In any event, nobody can say this strategy worked. The huge bet was that Symbian had died on the high-end, so exchanging a bit of market share to get back into the high-priced segment was worth it. But, even after huge launches, Lumias seem only to move in modest numbers in the prepaid segment in Italy or something. (Certainly nobody would take a Lumia 920 over an "obsolete" iPhone 4s, given the choice.) The rest is a total market share and price fiasco.

What's interesting is that we will see a bunch of QT/HTML5-based platforms soon: BB10, Unbuntu, Jolla, and Tizen. I suspect they will do as well as WebOS and MeeGo but, hey, you can never tell.

Vladkr

I have few more remarks besides the shrimps stuff :
- Nokia cannot differentiate, despite strong partnership with MS; surprizingly, HTC managed to release a 12Mpix Windows Phone (HTC Titan II, running wp 7.5). How come Nokia couldn't do better with wp8, and the help of both MS (supposed), and Zeiss ?

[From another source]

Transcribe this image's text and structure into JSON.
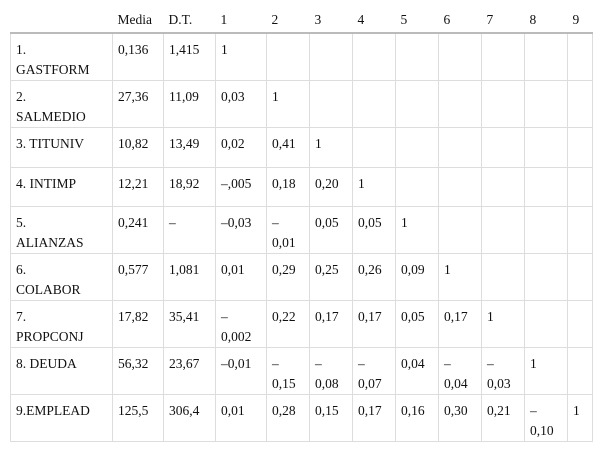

- Skype may have been seen as a threat by operators. I won't comment this fact/hypothesis, as I'm not competent for that, but I can comment as a heavy Skype user. I'm quite sure in the middle term, Skype will fail. Why ?
* service quality is worse and worse (especially Skype out and skype number)
* operators already offer very competitive rates, which make Skype less competitive and less convenient to use. Of course I don't include North American operators, which still offer cavemen age rates (intercity, no unlimited internet, no unlimited calls, charged incomming calls, etc.)

That's only two issues besides many more, not to mention the aggressivity Nokia's strategy generated in the media, but I don't see anything positive in Nokia's and even Microsoft's futures... At least not while Dumb and Dumber will be in the cockpit.

Louis

Aside: to see how unimportant WP is, Google abruptly dropped ActiveSync from its free service as a way to transition its iOS users to the Gmail App:

http://www.theverge.com/2012/12/14/3767626/google-dropping-google-sync-exchange-support-for-gmail-calendar-and

That WP8 depends totally on ActiveSync for Gmail and there is no App apparently wasn't a serious consideration. Since Google has a decent idea of who actually uses its services, this suggests WP was really tiny.